QP1a Now, many people we’ve talked with tonight were unable to vote in primary elections this year, how about you, did you vote in a 2010 primary election in your state? (IF “YES,” THEN ASK:) And, did you vote in the
Democratic or Republican Party Primary?+
Yes, voted in a Republican Party Primary …………… 28
Yes, voted in a Democratic Party Primary……………. 33
Yes, voted in an Open Primary (VOL) ……………… 4
No, did not vote in any primaries ……………………….. 34
Not sure …………………………………………………….. 1
+ Results shown reflect responses among registered voters.
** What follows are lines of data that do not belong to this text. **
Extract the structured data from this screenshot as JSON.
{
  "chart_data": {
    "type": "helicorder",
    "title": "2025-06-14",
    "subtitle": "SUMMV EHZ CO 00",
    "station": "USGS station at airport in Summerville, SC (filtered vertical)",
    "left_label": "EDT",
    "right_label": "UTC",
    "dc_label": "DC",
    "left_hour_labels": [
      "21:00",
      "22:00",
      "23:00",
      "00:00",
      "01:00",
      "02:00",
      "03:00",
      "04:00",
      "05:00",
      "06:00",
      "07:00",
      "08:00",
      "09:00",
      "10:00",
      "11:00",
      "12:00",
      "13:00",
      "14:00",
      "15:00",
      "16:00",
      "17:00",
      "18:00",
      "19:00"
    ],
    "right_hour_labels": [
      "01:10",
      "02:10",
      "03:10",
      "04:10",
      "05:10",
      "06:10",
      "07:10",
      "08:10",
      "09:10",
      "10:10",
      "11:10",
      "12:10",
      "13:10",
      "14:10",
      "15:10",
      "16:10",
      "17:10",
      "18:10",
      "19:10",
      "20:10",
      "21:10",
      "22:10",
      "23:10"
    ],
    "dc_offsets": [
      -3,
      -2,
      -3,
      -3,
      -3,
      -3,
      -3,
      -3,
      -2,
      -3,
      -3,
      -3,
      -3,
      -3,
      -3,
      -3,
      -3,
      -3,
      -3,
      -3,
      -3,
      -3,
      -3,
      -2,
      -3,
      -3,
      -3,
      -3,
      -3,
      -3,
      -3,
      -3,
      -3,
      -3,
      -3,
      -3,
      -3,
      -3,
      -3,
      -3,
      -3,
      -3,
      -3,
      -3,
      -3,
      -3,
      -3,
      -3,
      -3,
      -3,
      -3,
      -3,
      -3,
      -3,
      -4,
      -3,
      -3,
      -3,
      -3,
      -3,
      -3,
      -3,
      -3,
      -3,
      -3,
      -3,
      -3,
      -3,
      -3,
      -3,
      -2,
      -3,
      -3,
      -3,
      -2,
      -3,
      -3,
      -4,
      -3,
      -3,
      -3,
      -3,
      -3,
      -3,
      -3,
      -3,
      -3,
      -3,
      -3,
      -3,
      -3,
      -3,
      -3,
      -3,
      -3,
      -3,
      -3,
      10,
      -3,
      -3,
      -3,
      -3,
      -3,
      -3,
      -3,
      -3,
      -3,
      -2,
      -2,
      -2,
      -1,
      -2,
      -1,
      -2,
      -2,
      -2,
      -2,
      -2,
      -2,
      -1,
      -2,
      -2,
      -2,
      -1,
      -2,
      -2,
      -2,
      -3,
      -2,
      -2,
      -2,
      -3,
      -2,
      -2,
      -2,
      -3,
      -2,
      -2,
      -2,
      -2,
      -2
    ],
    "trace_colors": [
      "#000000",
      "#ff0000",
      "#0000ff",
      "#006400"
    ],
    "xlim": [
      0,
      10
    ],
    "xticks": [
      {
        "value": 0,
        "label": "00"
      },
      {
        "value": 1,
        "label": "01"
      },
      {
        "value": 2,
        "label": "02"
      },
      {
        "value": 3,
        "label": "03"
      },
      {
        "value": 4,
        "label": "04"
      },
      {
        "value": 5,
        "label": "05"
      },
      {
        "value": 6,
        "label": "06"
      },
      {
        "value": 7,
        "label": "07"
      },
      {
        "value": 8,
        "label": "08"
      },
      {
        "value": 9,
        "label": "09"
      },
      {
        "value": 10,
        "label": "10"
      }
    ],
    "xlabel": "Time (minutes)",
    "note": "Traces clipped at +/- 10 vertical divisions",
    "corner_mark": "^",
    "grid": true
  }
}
F1b/c. A lot of people are unable to get out and vote for many reasons. Did you happen to vote in last November’s election for president? (IF “YES,” ASK:) For whom did you vote — Barack Obama, John McCain, or someone else?
Yes, Voted 82
Voted for Barack Obama……………. 41
Voted for John McCain………………. 31
Voted for someone else …………….. 5
Not sure …………………………………. 5
No, Did Not Vote ………………………. 18
Not sure ……………………………….. –

[…]

QF4 Generally speaking, do you think of yourself as (ROTATE:) a Democrat, a Republican, an independent, or something else? (IF “DEMOCRAT” OR “REPUBLICAN,” ASK:) Would you call yourself a strong (Democrat/Republican) or not a very strong (Democrat/Republican)? (IF “NOT SURE,” CODE AS “NOT VERY STRONG DEMOCRAT/REPUBLICAN.”) (IF “INDEPENDENT,” ASK:) Do you think of yourself as closer to the Republican Party, closer to the Democratic Party, or do you think of yourself as strictly independent? (IF “NOT SURE,” CODE AS “STRICTLY INDEPENDENT.”)
Strong Democrat ……………………… 20
Not very strong Democrat ………….. 15
Independent/lean Democrat……….. 8
Strictly Independent ………………….. 13
Independent/lean Republican……… 11
Not very strong Republican………… 12
Strong Republican……………………. 14
Other (VOL) ……………………………. 5
Not sure ……………………………….. 2

[…]

QF9 Do you have any children in pre-school, kindergarten to fifth grade, middle school, or high school currently living in your household? (IF YES, SPECIFY)(ACCEPT ALL THAT APPLY)
Total Yes, PreK-12th Grade 32
Yes, Pre-school……………………………………………… 10
Yes, K-5th grade …………………………………………….. 13
Yes, Middle School…………………………………………. 9
Yes, High school ……………………………………………. 10
Yes, have kids at home out of high school (VOL) .. 3
No, no kids ………………………………………………….. 61
Not sure ……………………………………………………… 4

Okay, let’s get this straight… The sample surveyed for this poll was not limited to likely voters or even registered voters. The poll oversampled Democrat primary voters over Republican primary voters by 5 points and strong Democrats over strong Republicans by 6 points. It sampled Obama voters over McCain voters by 10 points (even though Obama’s actual margin of victory over McCain was 7 points in the 2008 election). And a whopping 61 percent of the people surveyed don’t have any children? Where was this poll conducted, in a singles apartment building in Manhattan?